Google announced earlier this week that it was tweaking it’s search results to reward greener, more environmentally-friendly results.
Google Maps will show low-carbon routes.
Google Flights will let you compare CO2 emissions as well as overall price.
These “sustainability initiatives,” as Google calls them, also apply to their “Things to Do” search results as well as simple searches such as for hotels.
In other words, Google is taking a broad-brush approach that rewards green alternatives across the board.
Google Ads and their Youtube platforms have recently also begun to block ads from parties looking to spread climate change misinformation.
“Google as sustainability leader” is the obvious conclusion, but something has been lost in the shuffle. Like all industry-leading companies, Google is both driving the market and responding to it.
In this case, Google’s own sustainability drives fit in with a broader, consumer-led green initiative that has slowly been building steam.
Green wave, or green-washing?
Before we sink into Google’s own initiatives, there’s an important question to be asked…
- Are green initiatives, like Google’s, actually helpful?
- Or are they simply green-washing – attempts to be seen as environmentally impactful without actually changing anything?
The debate divides even the staunchest anti-emissions voices.
Greenpeace condemns carbon offsets which are a key part of many green initiatives (more on that next week).
On the other hand, Greta Thunberg supports them, but the debate over green initiatives illustrates just how contentious – and how important – the issues are.
The debates are public, prolonged, and prolific – and that, more than anything else, is probably a good illustration of how deep the movement goes.
Broader adoption
Green initiatives don’t simply appeal to big companies; over 65% of consumers prioritize green options.
While that sounds great, the number breaks down a bit – only a quarter of those consumers actually follow through and regularly purchase environmentally-friendly goods.
There’s room for green initiatives to grow – but with over half of consumers at least nominally interested in going green, it’s no wonder that Google took steps to encourage that interest.
Green is Granular: Lessons from Google
So, what can we learn from Google?
Most of the coverage has, quite rightly, focused on the potential benefits stemming directly from Google’s decisions.

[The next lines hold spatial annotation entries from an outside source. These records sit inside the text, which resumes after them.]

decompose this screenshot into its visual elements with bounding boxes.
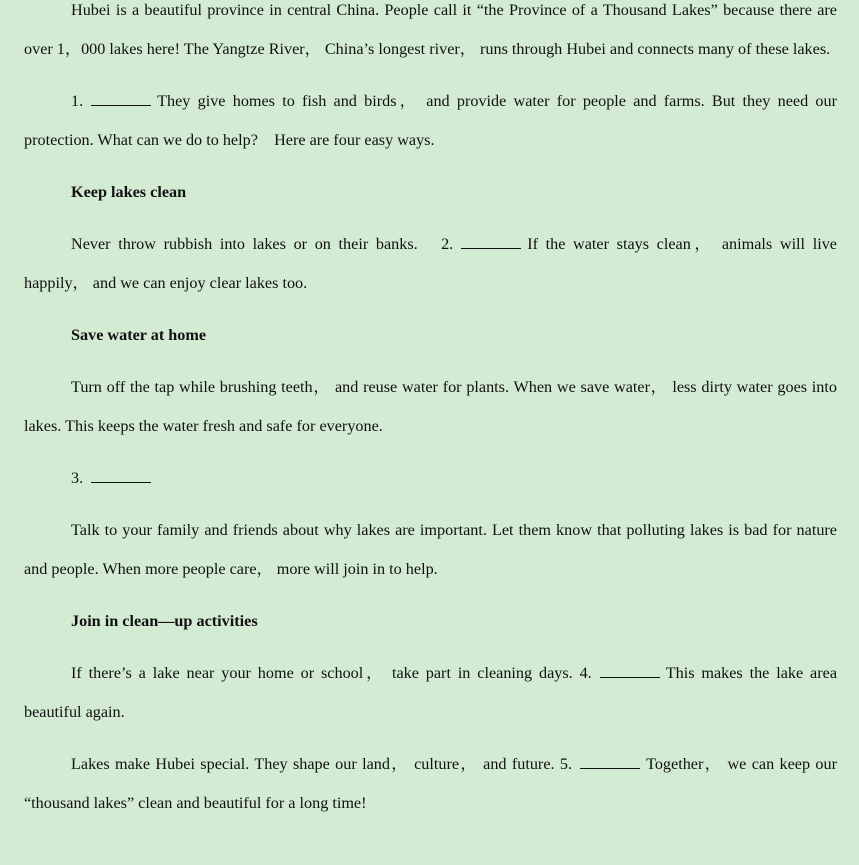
paragraph-7-text-b: This makes the lake area beautiful again. (24, 664, 838, 721)
paragraph-talk-family (24, 511, 837, 589)
intro-text: Hubei is a beautiful province in central China. People call it “the Province of a Thousand Lakes” because there are over 1，000 lakes here! The Yangtze River， China’s longest river， runs through Hubei and connects many of these lakes. (24, 1, 837, 58)
blank-1[interactable] (91, 91, 151, 106)
heading-clean-up: Join in clean—up activities (71, 612, 258, 630)
blank-4[interactable] (600, 663, 660, 678)
paragraph-2-text: They give homes to fish and birds， and provide water for people and farms. But they need our protection. What can we do to help? Here are four easy ways. (24, 92, 837, 149)
paragraph-save-water (24, 368, 837, 446)
paragraph-3-text-b: If the water stays clean， animals will live happily， and we can enjoy clear lakes too. (24, 235, 837, 292)
blank-3[interactable] (91, 468, 151, 483)
heading-save-water: Save water at home (71, 326, 207, 344)
paragraph-6-text: Talk to your family and friends about why lakes are important. Let them know that polluting lakes is bad for nature and people. When more people care， more will join in to help. (24, 521, 837, 578)
paragraph-conclusion (24, 745, 837, 823)
blank-4-number: 4. (579, 664, 592, 682)
paragraph-3-text-a: Never throw rubbish into lakes or on their banks. (71, 235, 442, 253)
paragraph-blank-1 (24, 82, 837, 160)
paragraph-blank-3 (24, 459, 837, 498)
paragraph-8-text-a: Lakes make Hubei special. They shape our land， culture， and future. (71, 755, 555, 773)
blank-5[interactable] (580, 754, 640, 769)
paragraph-4-text: Turn off the tap while brushing teeth， and reuse water for plants. When we save water， less dirty water goes into lakes. This keeps the water fresh and safe for everyone. (24, 378, 837, 435)
blank-3-number: 3. (71, 469, 84, 487)
blank-1-number: 1. (71, 92, 84, 110)
paragraph-8-text-b: Together， we can keep our “thousand lakes” clean and beautiful for a long time! (24, 755, 837, 812)
blank-2-number: 2. (441, 235, 454, 253)
paragraph-7-text-a: If there’s a lake near your home or school， take part in cleaning days. (71, 664, 573, 682)
blank-5-number: 5. (559, 755, 573, 773)
heading-keep-lakes-clean: Keep lakes clean (71, 183, 187, 201)
intro-paragraph (24, 0, 837, 69)
blank-2[interactable] (461, 234, 521, 249)
paragraph-clean-up (24, 654, 837, 732)
paragraph-keep-clean (24, 225, 837, 303)
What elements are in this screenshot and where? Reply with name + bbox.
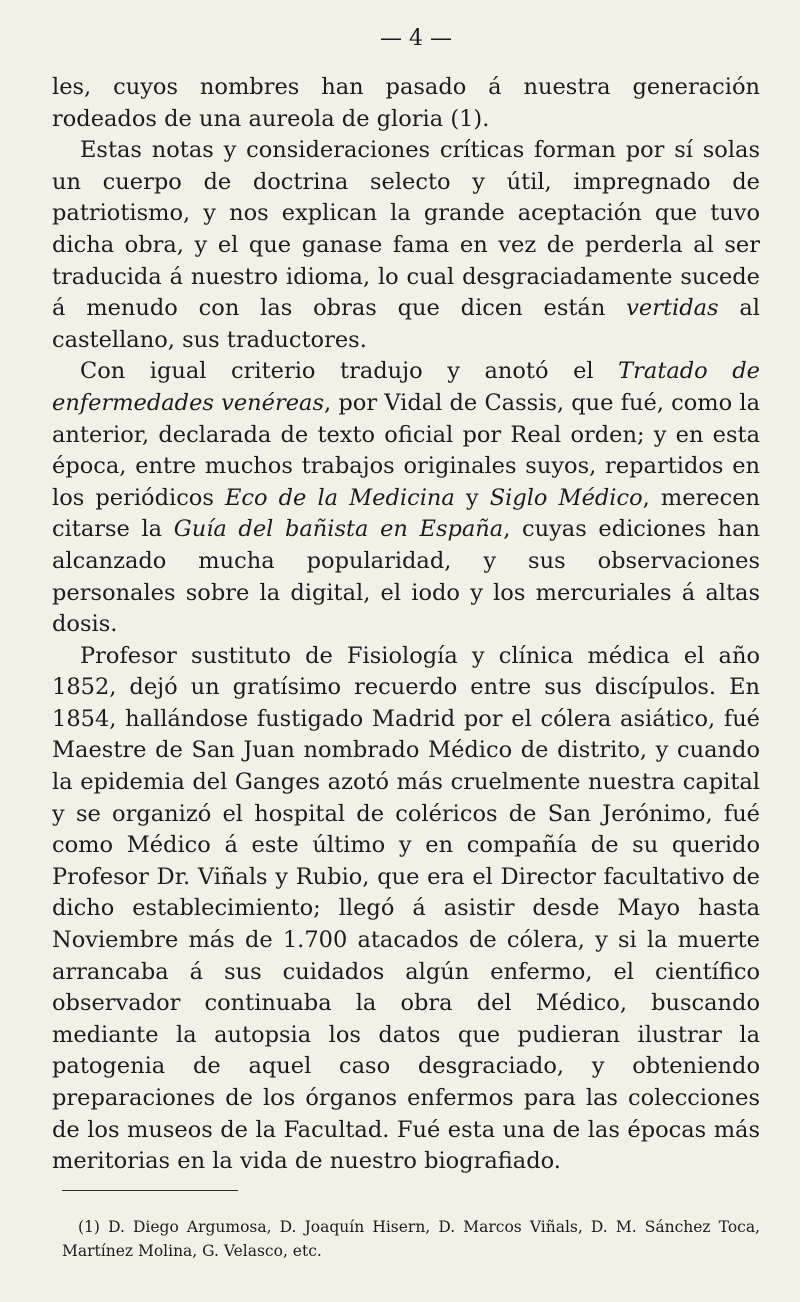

- Google’s own estimates calculate that adding CO2 estimates to Google Flights could save roughly one million tonnes of CO2e per year – the equivalent of 200,000 cars taken off the road.
That’s still a drop in the bucket compared to the billions of tonnes of CO2 emissions produced annually.
But it’s a sizeable drop nonetheless.
In fact, that’s the main takeaway. Green initiatives work best when they’re granular. Adding a carbon emissions calculator to Google Flights empowers consumers to make a down-to-earth decision.
Commuters can vote with their pocketbooks, using the market to reward lower-carbon flights and punish unnecessarily wasteful ones. It’s a type of Green social credit system.
Google’s changes across the board follow the same model. Maps will show routes that use less fuel and are responsible for lower emissions.
Google’s Shopping results will prioritize products that are energy-efficient, particularly for energy-intensive appliances.
Long-term, Google plans to add comparison tools that can calculate the impact of hybrid and electric vehicles against fossil-fuel counterparts.
In every case, Google appears to be basing its calculations on real-world factors: highways vs side roads, lower inclines routes, newer aircraft against older, less-efficient models. Google wants to “make the sustainable choice the easy choice,” as Sundar Pichai stated in Google’s announcement video.
It’s also the logical choice. Empowering the average consumer is the only way to turn the groundswell of support for green initiatives into a long-lasting green wave – that’s just as true for enterprise-level carbon offsets as it is for your next flight.